In Part I, Tetreault shared how his love for nature and Arizona State University led him to be a sustainability leader in Phoenix city government. Today’s Part II delves into Tetreault’s journey back to ASU, where is he is helping to turn the school into a Green-Sports leader.

We pick up the conversation as Colin Tetreault sums up his experience as Phoenix’ first sustainability director and then returned to Arizona State.

GSB: Kudos to you and your colleagues in Phoenix. You really made a difference! What did you do after the City began to embrace sustainability as a driver?

Colin: My job was to be a catalyst. By nature, catalysts drive change and then disappear. We hired a Chief Sustainability Officer and moved the full-time work to a great team in the City Management. That, in and of itself, was a statement on how the City shifted from where it had been two-years prior.

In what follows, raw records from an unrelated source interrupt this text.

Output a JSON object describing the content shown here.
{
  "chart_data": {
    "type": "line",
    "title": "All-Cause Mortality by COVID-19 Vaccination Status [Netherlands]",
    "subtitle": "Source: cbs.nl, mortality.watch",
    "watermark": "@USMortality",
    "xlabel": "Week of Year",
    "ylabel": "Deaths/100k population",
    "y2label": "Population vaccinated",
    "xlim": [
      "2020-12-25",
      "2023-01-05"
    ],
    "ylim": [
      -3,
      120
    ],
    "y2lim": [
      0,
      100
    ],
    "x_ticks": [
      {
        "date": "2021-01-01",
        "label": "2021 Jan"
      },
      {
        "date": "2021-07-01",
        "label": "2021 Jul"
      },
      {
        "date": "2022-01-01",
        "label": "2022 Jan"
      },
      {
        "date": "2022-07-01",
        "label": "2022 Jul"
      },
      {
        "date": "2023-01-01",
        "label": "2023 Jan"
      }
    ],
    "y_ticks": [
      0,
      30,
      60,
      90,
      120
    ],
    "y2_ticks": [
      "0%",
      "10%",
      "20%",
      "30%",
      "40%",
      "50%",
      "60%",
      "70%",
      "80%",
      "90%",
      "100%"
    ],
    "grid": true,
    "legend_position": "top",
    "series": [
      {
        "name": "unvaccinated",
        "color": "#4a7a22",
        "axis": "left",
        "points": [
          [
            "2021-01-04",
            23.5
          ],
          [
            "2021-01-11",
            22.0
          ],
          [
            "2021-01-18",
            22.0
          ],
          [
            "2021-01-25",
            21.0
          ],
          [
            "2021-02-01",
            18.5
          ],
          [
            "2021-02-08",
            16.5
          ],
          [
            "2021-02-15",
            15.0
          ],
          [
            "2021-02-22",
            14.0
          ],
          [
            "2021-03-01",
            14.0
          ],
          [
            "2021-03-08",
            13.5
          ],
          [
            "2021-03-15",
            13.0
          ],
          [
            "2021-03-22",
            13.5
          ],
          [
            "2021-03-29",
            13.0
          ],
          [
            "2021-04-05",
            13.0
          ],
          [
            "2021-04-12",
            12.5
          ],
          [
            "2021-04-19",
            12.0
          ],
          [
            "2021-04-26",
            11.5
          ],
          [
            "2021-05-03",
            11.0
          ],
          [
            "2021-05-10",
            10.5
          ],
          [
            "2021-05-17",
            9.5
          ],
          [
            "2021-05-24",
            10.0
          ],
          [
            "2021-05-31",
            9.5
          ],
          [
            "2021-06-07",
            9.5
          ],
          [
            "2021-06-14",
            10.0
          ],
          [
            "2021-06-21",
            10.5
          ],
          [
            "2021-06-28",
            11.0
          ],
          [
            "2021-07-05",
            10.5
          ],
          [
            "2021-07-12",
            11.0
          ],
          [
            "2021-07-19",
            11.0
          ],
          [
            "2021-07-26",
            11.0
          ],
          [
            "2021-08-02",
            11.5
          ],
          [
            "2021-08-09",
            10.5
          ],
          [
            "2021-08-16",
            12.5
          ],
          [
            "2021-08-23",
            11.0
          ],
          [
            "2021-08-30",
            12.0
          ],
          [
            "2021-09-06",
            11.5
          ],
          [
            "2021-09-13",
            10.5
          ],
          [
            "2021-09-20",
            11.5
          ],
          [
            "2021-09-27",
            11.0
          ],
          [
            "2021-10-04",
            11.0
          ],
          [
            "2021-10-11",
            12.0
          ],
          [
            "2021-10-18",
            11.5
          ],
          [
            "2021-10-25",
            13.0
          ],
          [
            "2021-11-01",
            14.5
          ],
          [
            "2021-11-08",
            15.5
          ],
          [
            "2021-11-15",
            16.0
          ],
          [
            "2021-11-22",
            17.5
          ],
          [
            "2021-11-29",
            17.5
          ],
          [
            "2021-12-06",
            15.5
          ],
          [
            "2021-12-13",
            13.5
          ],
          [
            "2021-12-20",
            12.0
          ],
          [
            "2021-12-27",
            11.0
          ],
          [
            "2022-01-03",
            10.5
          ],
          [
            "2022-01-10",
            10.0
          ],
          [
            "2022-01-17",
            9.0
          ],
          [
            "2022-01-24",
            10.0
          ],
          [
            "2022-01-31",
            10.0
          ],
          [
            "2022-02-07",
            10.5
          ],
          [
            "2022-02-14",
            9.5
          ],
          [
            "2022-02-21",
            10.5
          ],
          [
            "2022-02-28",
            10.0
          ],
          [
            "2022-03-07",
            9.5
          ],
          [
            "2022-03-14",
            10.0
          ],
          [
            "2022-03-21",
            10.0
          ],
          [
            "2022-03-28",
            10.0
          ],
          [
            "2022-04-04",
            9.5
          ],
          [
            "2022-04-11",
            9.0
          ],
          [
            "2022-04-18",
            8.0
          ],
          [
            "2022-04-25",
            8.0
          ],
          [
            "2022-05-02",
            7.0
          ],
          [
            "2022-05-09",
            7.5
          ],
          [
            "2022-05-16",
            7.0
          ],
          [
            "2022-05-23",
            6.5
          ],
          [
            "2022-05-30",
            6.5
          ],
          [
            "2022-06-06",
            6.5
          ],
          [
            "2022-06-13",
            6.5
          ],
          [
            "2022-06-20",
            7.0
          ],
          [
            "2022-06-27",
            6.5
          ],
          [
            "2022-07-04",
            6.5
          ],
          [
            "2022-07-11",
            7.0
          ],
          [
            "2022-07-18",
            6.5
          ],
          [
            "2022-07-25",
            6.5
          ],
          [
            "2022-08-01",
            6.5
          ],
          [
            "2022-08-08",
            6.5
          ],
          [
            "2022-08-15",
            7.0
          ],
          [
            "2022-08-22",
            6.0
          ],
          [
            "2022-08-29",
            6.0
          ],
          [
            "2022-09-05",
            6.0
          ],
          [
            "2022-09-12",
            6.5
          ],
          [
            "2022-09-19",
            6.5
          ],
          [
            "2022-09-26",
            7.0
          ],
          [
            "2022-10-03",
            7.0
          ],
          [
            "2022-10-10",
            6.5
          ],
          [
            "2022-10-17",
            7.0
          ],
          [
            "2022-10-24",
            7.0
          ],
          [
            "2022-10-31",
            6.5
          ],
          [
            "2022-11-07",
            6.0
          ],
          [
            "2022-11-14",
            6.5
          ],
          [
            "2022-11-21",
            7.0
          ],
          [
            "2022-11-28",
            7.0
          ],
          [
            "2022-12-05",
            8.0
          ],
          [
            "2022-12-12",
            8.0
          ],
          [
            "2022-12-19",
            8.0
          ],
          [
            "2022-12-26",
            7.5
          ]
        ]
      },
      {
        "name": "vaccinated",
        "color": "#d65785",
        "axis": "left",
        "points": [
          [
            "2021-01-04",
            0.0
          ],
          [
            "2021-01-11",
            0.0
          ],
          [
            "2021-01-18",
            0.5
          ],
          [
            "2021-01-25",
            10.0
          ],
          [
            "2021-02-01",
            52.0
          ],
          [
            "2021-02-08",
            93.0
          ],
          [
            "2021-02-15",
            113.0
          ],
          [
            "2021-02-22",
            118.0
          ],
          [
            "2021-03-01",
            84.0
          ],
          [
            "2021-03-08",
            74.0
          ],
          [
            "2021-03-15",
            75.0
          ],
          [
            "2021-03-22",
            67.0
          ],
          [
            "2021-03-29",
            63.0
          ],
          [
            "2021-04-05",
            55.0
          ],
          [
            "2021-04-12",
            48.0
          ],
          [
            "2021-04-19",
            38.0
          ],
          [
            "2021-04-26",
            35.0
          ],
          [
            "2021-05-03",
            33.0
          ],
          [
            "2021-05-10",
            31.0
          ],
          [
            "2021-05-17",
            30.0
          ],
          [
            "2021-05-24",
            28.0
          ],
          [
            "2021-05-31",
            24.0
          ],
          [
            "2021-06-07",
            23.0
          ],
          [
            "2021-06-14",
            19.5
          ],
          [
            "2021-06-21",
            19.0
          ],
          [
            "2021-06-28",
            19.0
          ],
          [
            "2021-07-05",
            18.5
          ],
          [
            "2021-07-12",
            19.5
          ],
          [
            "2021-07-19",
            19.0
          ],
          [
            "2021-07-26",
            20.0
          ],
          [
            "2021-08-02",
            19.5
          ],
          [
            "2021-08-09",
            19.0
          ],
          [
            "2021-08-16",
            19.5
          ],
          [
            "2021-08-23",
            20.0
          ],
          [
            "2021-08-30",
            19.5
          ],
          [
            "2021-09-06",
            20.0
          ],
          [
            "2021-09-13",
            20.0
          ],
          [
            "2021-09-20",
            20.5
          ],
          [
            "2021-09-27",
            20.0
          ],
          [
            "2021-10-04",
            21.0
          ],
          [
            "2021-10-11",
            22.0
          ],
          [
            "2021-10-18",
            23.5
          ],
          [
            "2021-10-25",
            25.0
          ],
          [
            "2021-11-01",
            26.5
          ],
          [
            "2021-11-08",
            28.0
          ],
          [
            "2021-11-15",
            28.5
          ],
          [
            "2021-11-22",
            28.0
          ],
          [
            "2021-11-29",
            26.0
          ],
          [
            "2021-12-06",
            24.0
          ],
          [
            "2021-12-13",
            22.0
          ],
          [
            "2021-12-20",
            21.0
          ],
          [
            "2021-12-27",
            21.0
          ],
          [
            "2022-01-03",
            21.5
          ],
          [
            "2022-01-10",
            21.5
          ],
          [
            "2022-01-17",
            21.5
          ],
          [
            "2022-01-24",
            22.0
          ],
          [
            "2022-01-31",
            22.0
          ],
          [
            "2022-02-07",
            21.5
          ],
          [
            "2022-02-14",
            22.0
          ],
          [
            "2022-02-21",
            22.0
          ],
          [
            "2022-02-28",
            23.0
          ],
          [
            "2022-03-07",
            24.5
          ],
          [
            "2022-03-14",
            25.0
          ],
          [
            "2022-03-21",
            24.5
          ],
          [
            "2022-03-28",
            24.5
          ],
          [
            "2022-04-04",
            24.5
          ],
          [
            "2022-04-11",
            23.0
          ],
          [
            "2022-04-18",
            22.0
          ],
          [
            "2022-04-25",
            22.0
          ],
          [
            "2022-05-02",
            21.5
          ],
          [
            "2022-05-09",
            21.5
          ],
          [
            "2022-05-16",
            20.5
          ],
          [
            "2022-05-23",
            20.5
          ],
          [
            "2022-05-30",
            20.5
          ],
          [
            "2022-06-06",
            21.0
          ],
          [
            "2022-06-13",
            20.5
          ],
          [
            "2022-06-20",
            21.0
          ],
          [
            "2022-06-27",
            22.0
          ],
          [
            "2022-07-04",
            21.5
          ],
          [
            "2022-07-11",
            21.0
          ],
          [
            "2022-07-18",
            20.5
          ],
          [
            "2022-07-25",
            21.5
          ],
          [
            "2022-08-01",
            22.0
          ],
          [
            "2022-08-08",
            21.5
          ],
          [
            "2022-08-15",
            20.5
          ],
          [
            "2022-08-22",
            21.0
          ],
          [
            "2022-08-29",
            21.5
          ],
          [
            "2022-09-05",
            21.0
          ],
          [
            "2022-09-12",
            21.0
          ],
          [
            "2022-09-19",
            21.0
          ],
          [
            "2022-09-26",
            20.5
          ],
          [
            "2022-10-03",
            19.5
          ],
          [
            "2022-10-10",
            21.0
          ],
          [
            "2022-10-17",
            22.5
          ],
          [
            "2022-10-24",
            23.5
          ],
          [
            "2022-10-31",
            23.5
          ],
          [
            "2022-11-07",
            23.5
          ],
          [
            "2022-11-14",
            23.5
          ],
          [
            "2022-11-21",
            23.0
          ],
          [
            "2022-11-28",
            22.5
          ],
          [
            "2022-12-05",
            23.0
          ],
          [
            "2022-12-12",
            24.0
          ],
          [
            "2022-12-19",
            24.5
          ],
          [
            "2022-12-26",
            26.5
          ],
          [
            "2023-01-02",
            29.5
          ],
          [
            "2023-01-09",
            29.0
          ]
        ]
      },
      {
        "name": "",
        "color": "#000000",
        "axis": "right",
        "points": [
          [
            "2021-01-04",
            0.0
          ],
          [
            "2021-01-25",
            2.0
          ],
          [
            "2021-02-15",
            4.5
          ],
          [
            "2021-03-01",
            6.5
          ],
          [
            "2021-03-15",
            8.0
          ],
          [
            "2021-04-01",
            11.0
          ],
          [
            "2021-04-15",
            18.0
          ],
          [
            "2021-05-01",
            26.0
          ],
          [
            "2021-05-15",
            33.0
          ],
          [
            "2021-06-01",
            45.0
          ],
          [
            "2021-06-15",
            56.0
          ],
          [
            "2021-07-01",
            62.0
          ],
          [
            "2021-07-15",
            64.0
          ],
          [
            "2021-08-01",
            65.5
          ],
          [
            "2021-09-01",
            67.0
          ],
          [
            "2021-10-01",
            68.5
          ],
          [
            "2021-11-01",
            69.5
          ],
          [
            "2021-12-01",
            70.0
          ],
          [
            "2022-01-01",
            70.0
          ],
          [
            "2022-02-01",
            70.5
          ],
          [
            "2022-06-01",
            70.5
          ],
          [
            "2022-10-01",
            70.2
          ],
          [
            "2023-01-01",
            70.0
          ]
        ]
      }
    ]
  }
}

I went back to ASU, and that’s when the sustainability and sports link really began to accelerate. We began teaching a Sport & Sustainability class. Dawn Rogers, who was President and CEO of the 2017 Men’s Final Four in Phoenix, came to us and asked us “What should a mega-event like the Final Four do from a sustainability perspective?” Well, we went into overdrive, putting together a Sport and Sustainability Dream Team of state leaders with the goal of leaving a strong sustainability legacy for the city through the power of sport. Our focus was on Zero-Waste, renewable energy credits (RECS) and being water positive. On the latter, we worked with Bonneville EnvironmentalNorthern Arizona Forest Fund, and Salt River Project on an innovative water restoration program.